Unterstützung für Bundespartei aus mehreren Landesverbänden
Grünen-Basis tendiert zu Fortsetzung der Koalition

Nach dem Vertrauensvotum für Bundeskanzler Gerhard Schröder im Bundestag zeichnet sich auch an der Grünen-Basis eine Mehrheit für die Fortsetzung der rot-grünen Koalition ab.

ap BERLIN. Eine Woche vor dem Bundesparteitag in Rostock stimmte die rheinland-pfälzische Delegiertenkonferenz klar gegen den Ausstieg aus der Regierung. Bei einem Strategietreffen der nordrhein-westfälischen Grünen überwog am Sonntag ebenfalls die Zustimmung zum Fortbestand der Koalition. Aus mehreren Landesverbänden kamen allerdings auch kritische Stimmen.

Die Spitzen von SPD und Grünen warben derweil weiter um Unterstützung für die Politik der Bundesregierung. Der SPD-Vorsitzende Schröder zeigte sich in der ARD sicher, dass Rot-Grün bis zur Bundestagswahl im September 2002 bestehen bleibt. Die Grünen-Vorsitzende Claudia Roth warnte davor, Errungenschaften in der Umwelt-, Innen- und Zuwanderungspolitik aufs Spiel zu setzen.
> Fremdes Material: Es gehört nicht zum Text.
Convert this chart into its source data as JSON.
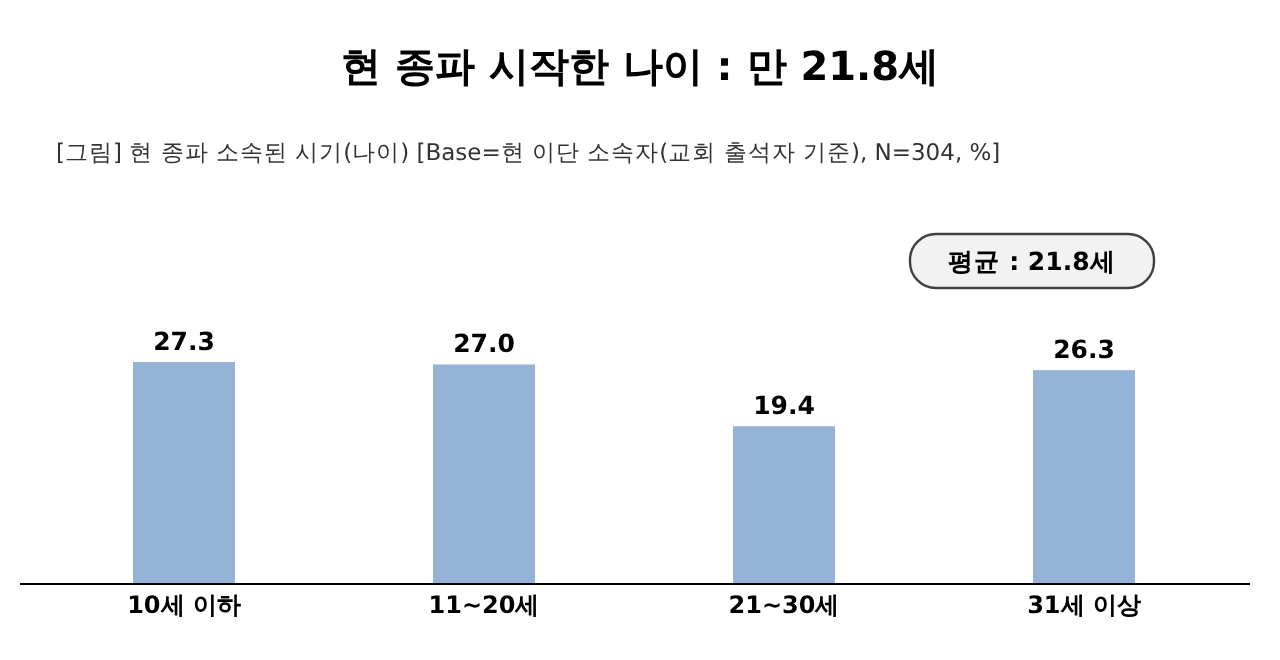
{
  "chart_data": {
    "type": "bar",
    "title": "현 종파 시작한 나이 : 만 21.8세",
    "subtitle": "[그림] 현 종파 소속된 시기(나이) [Base=현 이단 소속자(교회 출석자 기준), N=304, %]",
    "categories": [
      "10세 이하",
      "11~20세",
      "21~30세",
      "31세 이상"
    ],
    "values": [
      27.3,
      27.0,
      19.4,
      26.3
    ],
    "value_labels": [
      "27.3",
      "27.0",
      "19.4",
      "26.3"
    ],
    "color": "#95b3d7",
    "annotations": [
      "평균 : 21.8세"
    ]
  }
}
Zeitungsberichten zufolge deutete sich in fünf weiteren Grünen-Landesverbänden neben Rheinland-Pfalz und Nordrhein-Westfalen eine Zustimmung zum Bundestagsvotum an. Nach einer Umfrage der "Frankfurter Allgemeinen Sonntagszeitung" zählen dazu die Berliner und die bayerischen Grünen, die einem Militäreinsatz bisher ablehnend gegenüber standen. Auch die Parteivorsitzenden aus Baden-Württemberg, Hessen und Sachsen plädierten für den Fortbestand der Koalition.

"Keine Zukunftsperspektive"

Der Vorstandssprecher der niedersächsischen Grünen, Jan Henrik Horn, sagte dagegen laut "Bild am Sonntag": "Die Koalition hat keine Zukunftsperspektive mehr." Nach dem erzwungenen Votum für den Einsatz deutscher Soldaten sei "die Vertrauensbasis nachhaltig gestört". Thüringens Grünen-Chefin Astrid Rothe sagte dem Blatt, der Umgang des Kanzlers mit den Grünen sei "keine gute Ausgangsbasis für eine weitere Zusammenarbeit mit der SPD". Beim rheinland-pfälzischen Parteitag in Kaiserslautern, wandten sich die Delegierten zwar gegen einen Kampfeinsatz der Bundeswehr und forderten stattdessen die Entsendung einer UN-Friedenstruppe. Den Ausstieg aus der Koalition lehnten sie aber mit großer Mehrheit ab.

Nach dem Treffen von 100 Funktionsträgern der nordrhein-westfälischen Grünen sprach die Düsseldorfer Umweltministerin Bärbel Höhn von einem "inhaltlichen Umschwung". Auch die Grünen-Bundestagsfraktionsvorsitzende Kerstin Müller äußerte sich zuversichtlich, dass der Bundesparteitag die Fortsetzung der Koalition gutheißen werde.

Schröder verteidigt Vertrauensfrage

In Nürnberg bereitete die SPD ihren am Montag beginnenden Bundesparteitag vor, bei dem ebenfalls eine kontroverse Debatte über den Einsatz der Bundeswehr erwartet wurde. Schröder verteidigte vor den Sitzungen der Spitzengremien erneut seine Entscheidung, die Vertrauensfrage zu stellen: "Wenn man ein 82-Millionen-Volk regieren will und auch erfolgreich regieren will, geht es nicht nur mit den Dingen, die einem besondere Freude machen, sondern es geht auch um das, was man als seine Pflicht begreift." Er sehe keinen dauerhaften Schaden in der Koalition. "Das wird sich einrenken."

SPD-Fraktionschef Peter Struck forderte die Grünen-Basis auf, das positive Votum ihrer Bundestagsabgeordneten bei der Vertrauensfrage zu respektieren. Die Fortsetzung von Rot-Grün müsse schwerer wiegen als die berechtigte Kritik an einigen Punkten des Militäreinsatzes in Afghanistan.